A ROS‐Responsive Liposomal Composite Hydrogel Integrating Improved Mitochondrial Function and Pro‐Angiogenesis for Efficient Treatment of Myocardial Infarction

Abstract Mitochondrial dysfunction of cardiomyocytes (CMs) has been identified as a significant pathogenesis of early myocardial infarction (MI). However, only a few agents or strategies have been developed to improve mitochondrial dysfunction for the effective MI treatment. Herein, a reactive oxygen species (ROS)‐responsive PAMB‐G‐TK/4‐arm‐PEG‐SG hydrogel is developed for localized drug‐loaded liposome delivery. Notably, the liposomes contain both elamipretide (SS‐31) and sphingosine‐1‐phosphate (S1P), where SS‐31 acts as an inhibitor of mitochondrial oxidative damage and S1P as a signaling molecule for activating angiogenesis. Liposome‐encapsulated PAMB‐G‐TK/4‐arm‐PEG‐SG hydrogels demonstrate myocardium‐like mechanical strength and electrical conductivity, and ROS‐sensitive release of SS‐31 and S1P‐loaded liposomes. Further liposomal release of SS‐31, which can target cytochrome c in the mitochondrial inner membrane of damaged CMs, inhibits pathological ROS production, improving mitochondrial dysfunction. Meanwhile, S1P released from the liposome induces endothelial cell angiogenesis by activating the S1PR1/PI3K/Akt pathway.

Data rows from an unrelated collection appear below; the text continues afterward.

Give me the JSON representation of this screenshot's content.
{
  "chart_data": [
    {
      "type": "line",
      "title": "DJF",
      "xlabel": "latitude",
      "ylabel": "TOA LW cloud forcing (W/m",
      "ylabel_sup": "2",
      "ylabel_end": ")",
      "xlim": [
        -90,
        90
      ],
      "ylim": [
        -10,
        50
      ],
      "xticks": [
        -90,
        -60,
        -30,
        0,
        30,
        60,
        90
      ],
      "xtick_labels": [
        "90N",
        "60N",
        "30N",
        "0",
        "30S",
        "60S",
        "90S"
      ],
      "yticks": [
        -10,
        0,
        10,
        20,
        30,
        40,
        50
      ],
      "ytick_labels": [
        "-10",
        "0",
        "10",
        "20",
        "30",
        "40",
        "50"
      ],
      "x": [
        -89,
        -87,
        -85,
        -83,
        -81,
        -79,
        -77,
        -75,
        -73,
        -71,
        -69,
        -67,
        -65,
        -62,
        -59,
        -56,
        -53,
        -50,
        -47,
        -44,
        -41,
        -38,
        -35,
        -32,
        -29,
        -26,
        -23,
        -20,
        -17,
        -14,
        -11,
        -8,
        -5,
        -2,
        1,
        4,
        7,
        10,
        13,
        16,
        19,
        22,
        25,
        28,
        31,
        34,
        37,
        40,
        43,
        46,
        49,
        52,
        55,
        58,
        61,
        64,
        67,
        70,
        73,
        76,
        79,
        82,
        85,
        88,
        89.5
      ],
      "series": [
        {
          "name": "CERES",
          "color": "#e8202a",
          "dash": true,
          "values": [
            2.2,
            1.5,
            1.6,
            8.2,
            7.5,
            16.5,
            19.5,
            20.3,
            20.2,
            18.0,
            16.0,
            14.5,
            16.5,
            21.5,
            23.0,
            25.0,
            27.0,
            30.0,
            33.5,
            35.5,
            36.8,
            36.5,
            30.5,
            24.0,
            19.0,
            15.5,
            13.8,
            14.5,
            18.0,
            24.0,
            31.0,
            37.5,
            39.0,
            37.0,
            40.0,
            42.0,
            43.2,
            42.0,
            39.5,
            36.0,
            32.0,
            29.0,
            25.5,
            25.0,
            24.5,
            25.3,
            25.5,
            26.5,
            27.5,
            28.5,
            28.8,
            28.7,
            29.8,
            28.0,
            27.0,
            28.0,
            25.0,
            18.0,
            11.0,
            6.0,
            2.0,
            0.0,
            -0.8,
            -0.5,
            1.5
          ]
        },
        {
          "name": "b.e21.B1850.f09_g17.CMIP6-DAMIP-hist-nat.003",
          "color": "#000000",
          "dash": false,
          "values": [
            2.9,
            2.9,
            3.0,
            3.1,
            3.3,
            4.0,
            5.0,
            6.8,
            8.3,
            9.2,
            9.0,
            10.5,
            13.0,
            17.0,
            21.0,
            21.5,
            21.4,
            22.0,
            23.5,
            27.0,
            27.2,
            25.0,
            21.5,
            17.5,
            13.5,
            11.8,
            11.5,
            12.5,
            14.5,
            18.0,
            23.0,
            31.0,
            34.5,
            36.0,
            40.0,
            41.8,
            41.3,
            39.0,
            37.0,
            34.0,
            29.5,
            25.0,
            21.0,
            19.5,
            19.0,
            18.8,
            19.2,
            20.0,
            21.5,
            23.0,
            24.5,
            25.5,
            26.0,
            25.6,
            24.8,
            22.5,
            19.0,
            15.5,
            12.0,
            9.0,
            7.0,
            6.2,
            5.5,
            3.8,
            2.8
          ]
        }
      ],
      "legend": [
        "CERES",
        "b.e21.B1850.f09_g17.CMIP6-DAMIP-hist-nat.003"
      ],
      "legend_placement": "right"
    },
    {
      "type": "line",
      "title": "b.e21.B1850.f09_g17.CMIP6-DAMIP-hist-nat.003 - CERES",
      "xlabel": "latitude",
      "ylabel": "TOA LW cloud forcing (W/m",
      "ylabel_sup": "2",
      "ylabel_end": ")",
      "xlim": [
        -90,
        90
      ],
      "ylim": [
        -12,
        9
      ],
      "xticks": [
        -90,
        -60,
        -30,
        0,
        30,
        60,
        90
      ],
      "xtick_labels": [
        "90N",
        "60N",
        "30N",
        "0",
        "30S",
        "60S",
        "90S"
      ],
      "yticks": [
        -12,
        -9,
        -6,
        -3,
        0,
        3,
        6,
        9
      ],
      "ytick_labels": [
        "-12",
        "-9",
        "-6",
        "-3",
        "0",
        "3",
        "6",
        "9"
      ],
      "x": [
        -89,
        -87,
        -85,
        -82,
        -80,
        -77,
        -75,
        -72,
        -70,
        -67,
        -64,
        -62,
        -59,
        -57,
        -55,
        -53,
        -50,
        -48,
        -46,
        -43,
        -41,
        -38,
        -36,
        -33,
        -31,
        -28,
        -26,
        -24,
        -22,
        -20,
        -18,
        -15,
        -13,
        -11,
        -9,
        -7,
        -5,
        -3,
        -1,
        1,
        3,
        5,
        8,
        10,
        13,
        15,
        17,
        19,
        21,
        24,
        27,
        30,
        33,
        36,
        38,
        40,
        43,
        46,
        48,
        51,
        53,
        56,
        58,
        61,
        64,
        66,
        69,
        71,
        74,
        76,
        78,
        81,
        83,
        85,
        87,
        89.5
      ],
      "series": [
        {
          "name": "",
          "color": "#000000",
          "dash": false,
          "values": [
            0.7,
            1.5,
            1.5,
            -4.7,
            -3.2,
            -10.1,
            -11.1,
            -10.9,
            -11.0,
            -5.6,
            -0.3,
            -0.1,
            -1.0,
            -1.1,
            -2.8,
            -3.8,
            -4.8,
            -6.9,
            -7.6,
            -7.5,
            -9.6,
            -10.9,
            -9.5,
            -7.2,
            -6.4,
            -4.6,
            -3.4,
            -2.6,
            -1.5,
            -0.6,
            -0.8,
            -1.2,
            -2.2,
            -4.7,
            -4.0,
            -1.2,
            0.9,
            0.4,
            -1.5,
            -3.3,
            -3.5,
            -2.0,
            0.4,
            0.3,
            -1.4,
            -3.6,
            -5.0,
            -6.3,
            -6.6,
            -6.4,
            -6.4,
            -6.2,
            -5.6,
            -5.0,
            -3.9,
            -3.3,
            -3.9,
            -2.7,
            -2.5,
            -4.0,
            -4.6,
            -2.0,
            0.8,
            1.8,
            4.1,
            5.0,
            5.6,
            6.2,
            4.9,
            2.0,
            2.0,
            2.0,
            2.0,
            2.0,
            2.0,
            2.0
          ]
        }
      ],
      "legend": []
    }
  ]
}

In a rat MI model, the resulting liposomal composite hydrogel improves cardiac function by scavenging excess ROS, improving mitochondrial dysfunction, and promoting angiogenesis. This study reports for the first time a liposomal composite hydrogel that can directly target mitochondria of damaged CMs for a feedback‐regulated release of encapsulated liposomes to consume the overproduced pathological ROS for improved CM activity and enhanced MI treatment.